A three foot circle is made with a piece of chalk in the front of the room. Each pupil in the room is given a different number. The teacher selects one to be “It,” who must stand at least ten feet from the circle and be touching a side wall. “It” calls a number. The pupil whose number is called tries to run through the circle in the front of the room and get back to his seat without being tagged by “It”. The one who is “It” must run through the circle before he can tag the one whose number he called. If the pupil is tagged he becomes “It”.
An attention game. Taking for granted that the pupils have a general knowledge of the directions of various towns or cities in their state or the surrounding states, the following game can be played.
All are requested to stand in the aisle beside their seats. The teacher then proceeds to make statements or tell some story, mentioning the names of various cities and towns. At the mention of these the pupils face in the direction in which said cities or towns are located. Failing to turn correctly when a city is mentioned the pupil is required to take his seat.
For Primary Pupils
Chase the Rabbit
The group kneels in a circle with their hands on each other’s shoulders. The one selected to be rabbit runs around the circle and tags some individual. Thereupon that individual must get upon his feet and run to the left around the circle. The rabbit runs to the right around the circle. The rabbit must tag the one who is running around in the opposite direction, and then both endeavor to get back to the hole left in the circle. The one failing to do this becomes the rabbit for the next play.
One of the group is selected to be “It”. He stands with his back to the group and counts five, at the end of which he turns rapidly around. If he sees any of the group moving, that one seen must go back to the starting line. While the one “It” is counting, it is the object of the group to progress toward him as rapidly as possible.
This game is similar to the game “Steps,” above described, excepting that the players standing behind “It” assume the poses of statues. “It” upon turning around endeavors to detect some movement on the part of the statues, in which case that player takes the place of “It”.
The players stand behind a line.
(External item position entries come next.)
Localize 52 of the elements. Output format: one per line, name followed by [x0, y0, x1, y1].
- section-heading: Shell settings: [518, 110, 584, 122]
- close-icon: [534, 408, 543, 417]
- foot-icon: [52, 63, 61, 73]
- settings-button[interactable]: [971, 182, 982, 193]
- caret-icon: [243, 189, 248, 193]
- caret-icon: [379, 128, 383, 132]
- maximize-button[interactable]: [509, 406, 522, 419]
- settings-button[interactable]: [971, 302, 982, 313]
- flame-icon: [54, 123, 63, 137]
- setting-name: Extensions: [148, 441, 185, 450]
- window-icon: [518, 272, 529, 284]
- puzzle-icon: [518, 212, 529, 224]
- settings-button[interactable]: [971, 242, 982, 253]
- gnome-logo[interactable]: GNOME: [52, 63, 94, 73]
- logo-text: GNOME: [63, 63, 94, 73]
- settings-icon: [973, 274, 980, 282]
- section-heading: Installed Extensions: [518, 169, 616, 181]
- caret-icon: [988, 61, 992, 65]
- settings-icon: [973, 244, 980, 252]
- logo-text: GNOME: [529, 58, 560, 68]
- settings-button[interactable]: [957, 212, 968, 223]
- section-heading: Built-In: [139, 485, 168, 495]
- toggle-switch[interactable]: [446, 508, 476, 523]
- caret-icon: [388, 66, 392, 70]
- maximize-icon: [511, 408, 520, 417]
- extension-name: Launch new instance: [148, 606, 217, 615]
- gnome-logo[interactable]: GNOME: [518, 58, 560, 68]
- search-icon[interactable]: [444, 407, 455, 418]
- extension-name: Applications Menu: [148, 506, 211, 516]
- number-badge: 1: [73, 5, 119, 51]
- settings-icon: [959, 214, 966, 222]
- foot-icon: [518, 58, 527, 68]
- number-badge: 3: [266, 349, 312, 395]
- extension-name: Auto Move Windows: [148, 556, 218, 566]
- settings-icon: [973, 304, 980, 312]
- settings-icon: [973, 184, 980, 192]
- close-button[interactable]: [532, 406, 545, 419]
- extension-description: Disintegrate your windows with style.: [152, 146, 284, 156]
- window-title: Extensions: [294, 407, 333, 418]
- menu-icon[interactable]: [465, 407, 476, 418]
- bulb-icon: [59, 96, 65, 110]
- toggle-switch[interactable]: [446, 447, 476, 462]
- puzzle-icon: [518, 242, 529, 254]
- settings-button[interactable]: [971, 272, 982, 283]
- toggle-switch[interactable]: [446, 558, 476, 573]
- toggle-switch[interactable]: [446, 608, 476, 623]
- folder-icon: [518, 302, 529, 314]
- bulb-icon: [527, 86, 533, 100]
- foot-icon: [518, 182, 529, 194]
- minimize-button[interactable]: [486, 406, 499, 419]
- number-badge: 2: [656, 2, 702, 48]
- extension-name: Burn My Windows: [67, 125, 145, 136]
Each in turn must cover the space between said line and another line twenty yards distant by a manner of progress different from that used by any of the previous players. For example, the first one called upon to cover the intervening space between the lines walks, the second one runs, the third hops, the fourth crawls, the fifth walks backward, etc., and so on until all of the players have reached the far line. This game taxes the ingenuity of the last players to be called upon, as they have to initiate new methods of progress.